Petrelis has routinely championed causes that would have otherwise gotten scant media attention. He will be joined in Washington with his friend and fellow activist Wayne Turner. Both were members of the AIDS activist group ACT UP.
He organized boycotts against Miller and Marlboro because their parent company was the largest corporate donor to Senator Jesse Helms, and boycotts against Florida orange juice when growers hired Rush Limbaugh as a spokesperson, and the Coors Brewery for its donations to antigay think tanks.
In November of 2001, he and another activist were arrested for harassing the San Francisco Chronicle and the San Francisco Health Department with obscene and threatening phone calls regarding a proposed federal quarantine on people with AIDS.
All felony charges were dismissed in July 2003. Petrelis plead no contest to two charges of obscene phone calls.
Ultimately, Petrelis says he hopes Bush will agree to release his files.

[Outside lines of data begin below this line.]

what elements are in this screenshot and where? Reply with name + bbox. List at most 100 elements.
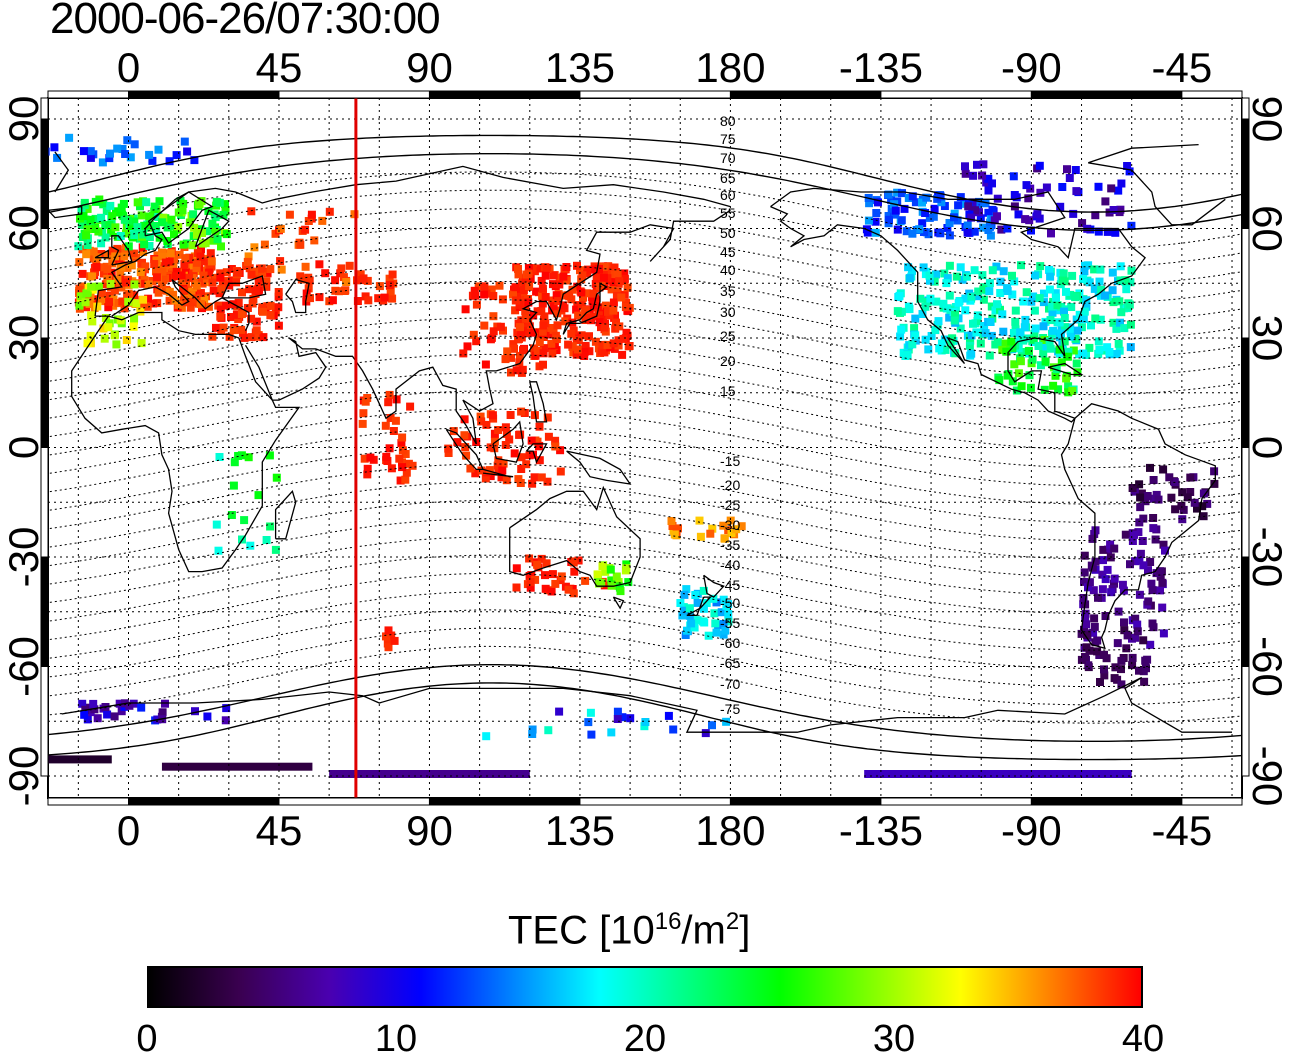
tec-cell (543, 413, 552, 422)
tec-cell (971, 206, 980, 215)
tec-cell (969, 171, 978, 180)
tec-cell (1048, 308, 1057, 317)
tec-cell (1109, 318, 1118, 327)
tec-cell (139, 295, 148, 304)
tec-cell (1149, 476, 1158, 484)
tec-cell (581, 576, 590, 585)
tec-cell (227, 265, 236, 273)
tec-cell (1060, 337, 1069, 346)
tec-cell (1072, 187, 1081, 196)
tec-cell (472, 300, 481, 309)
tec-cell (961, 306, 970, 315)
tec-cell (328, 296, 337, 305)
tec-cell (529, 450, 537, 459)
tec-cell (304, 273, 313, 282)
tec-cell (166, 249, 175, 258)
tec-cell (80, 710, 89, 719)
tec-cell (921, 302, 930, 311)
tec-cell (130, 314, 139, 323)
tec-cell (691, 591, 700, 599)
tec-cell (180, 137, 189, 146)
tec-cell (570, 567, 579, 576)
frame-segment (880, 90, 1032, 99)
tec-cell (526, 578, 535, 587)
tec-cell (301, 262, 310, 271)
tec-cell (515, 358, 524, 367)
tec-cell (973, 292, 982, 301)
tec-cell (910, 324, 919, 333)
tec-cell (1003, 284, 1012, 293)
tec-cell (301, 225, 310, 234)
contour-label: 30 (720, 304, 736, 320)
tec-cell (524, 318, 533, 327)
tec-cell (539, 360, 547, 369)
tec-cell (1108, 286, 1117, 295)
tec-cell (614, 336, 623, 345)
tec-cell (234, 268, 242, 277)
tec-cell (1017, 261, 1025, 270)
tec-cell (252, 317, 261, 326)
contour-label: 25 (720, 328, 736, 344)
tec-cell (101, 314, 110, 322)
tec-cell (389, 427, 398, 435)
tec-cell (159, 276, 168, 285)
tec-cell (81, 298, 90, 307)
tec-cell (622, 298, 630, 307)
tec-cell (1167, 493, 1176, 502)
tec-cell (509, 290, 517, 299)
tec-cell (489, 327, 498, 336)
tec-cell (342, 278, 351, 286)
tec-cell (476, 412, 485, 421)
tec-cell (1009, 172, 1018, 181)
coastline (285, 278, 310, 314)
tec-cell (1022, 181, 1031, 190)
tec-cell (130, 217, 139, 226)
tec-cell (1090, 622, 1099, 631)
tec-cell (97, 213, 106, 222)
tec-cell (185, 218, 194, 227)
tec-cell (572, 305, 581, 314)
tec-cell (516, 430, 525, 439)
tec-cell (678, 611, 687, 620)
tec-cell (266, 311, 275, 320)
tec-cell (512, 366, 521, 375)
tec-cell (615, 322, 624, 331)
tec-cell (1152, 490, 1161, 499)
tec-cell (602, 267, 611, 276)
tec-cell (1051, 289, 1060, 298)
frame-segment (47, 797, 129, 806)
tec-cell (466, 464, 475, 473)
tec-cell (527, 436, 536, 445)
tec-cell (1097, 285, 1106, 294)
tec-cell (1140, 677, 1149, 686)
tec-cell (192, 281, 201, 290)
tec-cell (584, 718, 593, 727)
tec-cell (945, 291, 954, 300)
tec-cell (1079, 275, 1088, 284)
tec-cell (1110, 579, 1118, 588)
tec-cell (137, 339, 146, 348)
tec-cell (150, 207, 159, 216)
tec-cell (104, 323, 113, 332)
tec-cell (150, 202, 159, 211)
tec-cell (618, 350, 627, 359)
tec-cell (961, 169, 970, 178)
tec-cell (911, 198, 920, 207)
tec-cell (515, 351, 524, 360)
tec-cell (387, 631, 396, 640)
tec-cell (1123, 162, 1132, 170)
tec-cell (1186, 488, 1195, 496)
tec-cell (395, 454, 404, 463)
tec-cell (613, 707, 622, 716)
tec-cell (1085, 343, 1094, 352)
tec-cell (106, 279, 115, 288)
tec-cell (506, 411, 515, 419)
tec-cell (221, 716, 230, 725)
tec-cell (110, 331, 119, 340)
tec-cell (541, 584, 550, 593)
tec-cell (538, 327, 547, 336)
tec-cell (498, 466, 507, 475)
tec-cell (1065, 174, 1074, 182)
tec-cell (495, 281, 504, 290)
tec-cell (262, 277, 271, 286)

He noted that even candidate’s wives – Theresa Heinz Kerry – had begun releasing personal information. Heinz Kerry released her tax returns.
“The candidates have released financial and medical records to the press,” he said. “I think that’s good thing, and I think they should release their FBI files.”
“I would hope that the media scrutiny of the files would be equal to that on Kerry’s files,” he concluded.